Pradeep blogged this, today.
I need to amplify it because it provides a nice example of at least six useful and important patterns all in one post. This is why I believe Pradeep is one of the leading Indian testers.
Practical advice: “Ask for testability”
His story is all about asking for testability and all the good things that can come from that. It’s rare to see a good example present so vividly. I wanted more details, but the details he gave were enough to carry the point and fire the imagination.
Practical advice: “Try video test scripting”
I have never heard of using videos for scripted testing. Why didn’t I think of that?

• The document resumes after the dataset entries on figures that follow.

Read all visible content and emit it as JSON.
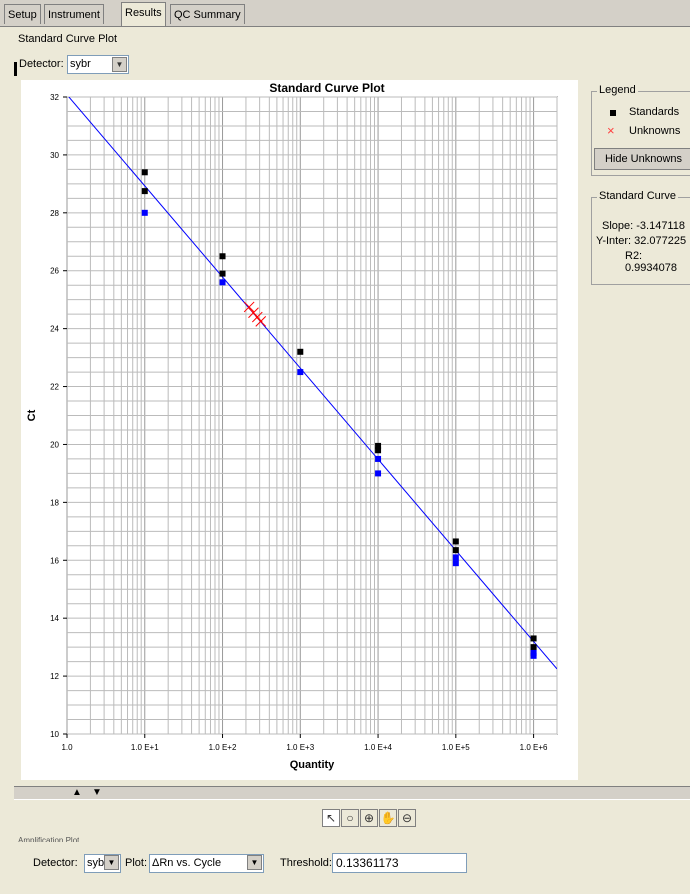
{
  "tabs": [
    "Setup",
    "Instrument",
    "Results",
    "QC Summary"
  ],
  "section_title": "Standard Curve Plot",
  "detector_label": "Detector:",
  "detector_value": "sybr",
  "legend": {
    "title": "Legend",
    "standards": "Standards",
    "unknowns": "Unknowns",
    "hide_button": "Hide Unknowns"
  },
  "standard_curve": {
    "title": "Standard Curve",
    "slope": "Slope: -3.147118",
    "y_inter": "Y-Inter: 32.077225",
    "r2": "R2: 0.9934078"
  },
  "bottom": {
    "section_title": "Amplification Plot",
    "detector_label": "Detector:",
    "detector_value": "sybr",
    "plot_label": "Plot:",
    "plot_value": "ΔRn vs. Cycle",
    "threshold_label": "Threshold:",
    "threshold_value": "0.13361173"
  },
  "colors": {
    "standards": "#000000",
    "standards_alt": "#0000ff",
    "unknowns": "#ff0000",
    "fit_line": "#0000ff"
  },
  "chart_data": {
    "type": "scatter",
    "title": "Standard Curve Plot",
    "xlabel": "Quantity",
    "ylabel": "Ct",
    "x_scale": "log",
    "xlim": [
      1,
      2000000
    ],
    "ylim": [
      10,
      32
    ],
    "grid": true,
    "xticks": [
      {
        "value": 1,
        "label": "1.0"
      },
      {
        "value": 10,
        "label": "1.0 E+1"
      },
      {
        "value": 100,
        "label": "1.0 E+2"
      },
      {
        "value": 1000,
        "label": "1.0 E+3"
      },
      {
        "value": 10000,
        "label": "1.0 E+4"
      },
      {
        "value": 100000,
        "label": "1.0 E+5"
      },
      {
        "value": 1000000,
        "label": "1.0 E+6"
      }
    ],
    "yticks": [
      10,
      12,
      14,
      16,
      18,
      20,
      22,
      24,
      26,
      28,
      30,
      32
    ],
    "fit": {
      "slope": -3.147118,
      "intercept": 32.077225
    },
    "series": [
      {
        "name": "Standards",
        "color": "#000000",
        "marker": "square",
        "points": [
          [
            10,
            29.4
          ],
          [
            10,
            28.75
          ],
          [
            100,
            26.5
          ],
          [
            100,
            25.9
          ],
          [
            1000,
            23.2
          ],
          [
            10000,
            19.95
          ],
          [
            10000,
            19.8
          ],
          [
            100000,
            16.65
          ],
          [
            100000,
            16.35
          ],
          [
            1000000,
            13.3
          ],
          [
            1000000,
            13.0
          ]
        ]
      },
      {
        "name": "Standards",
        "color": "#0000ff",
        "marker": "square",
        "points": [
          [
            10,
            28.0
          ],
          [
            100,
            25.6
          ],
          [
            1000,
            22.5
          ],
          [
            10000,
            19.5
          ],
          [
            10000,
            19.0
          ],
          [
            100000,
            16.1
          ],
          [
            100000,
            15.9
          ],
          [
            1000000,
            12.8
          ],
          [
            1000000,
            12.7
          ]
        ]
      },
      {
        "name": "Unknowns",
        "color": "#ff0000",
        "marker": "x",
        "points": [
          [
            220,
            24.75
          ],
          [
            250,
            24.55
          ],
          [
            280,
            24.4
          ],
          [
            310,
            24.25
          ]
        ]
      }
    ]
  }
}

Testing as a social process
Notice how many people Pradeep mentions in his post. Notice the conversations, the web of relationships. This aspect of testing is profoundly important, and it’s one that I find Pradeep to excel in. It’s kind of like x-ray vision– the ability to see past the objects of the project to the true bones of it, which is how people think of each other, communicate with, and influence each other. Pradeep’s story is a little bit technical, but it’s mostly social, as I read it.
Pradeep’s post is an example of an experience report. Not many of them around. It’s like sighting a rare orchid. He published it with the support of his client, otherwise we’d never have seen it. That’s why there can never be an accurate or profound history written about the craft of testing: almost everything is kept secret. The same dynamic helps preserve bad practice in testing, because that bad practice thrives in the darkness just as roaches do.
Sapient tester blogging
I have referred in the past to a phenomenon I call “sapient tester blogs.” These are introspective, self-critical, exploratory essays written by testers who see testing as a complex cognitive activity and seek to expand and develop their thinking. It’s particularly exciting to see that happening in India, which brings me to the final point…
Leadership in Indian testing
There’s not a lot of good leadership in Indian testing. Someday there will be. It’s beginning to happen. Pradeep’s post is an example of what that looks like.
There must be more than a hundred thousand testers in India. (I wonder if some agency keeps statistics on that?) I would expect to see at least a hundred great tester blogs from India, not six!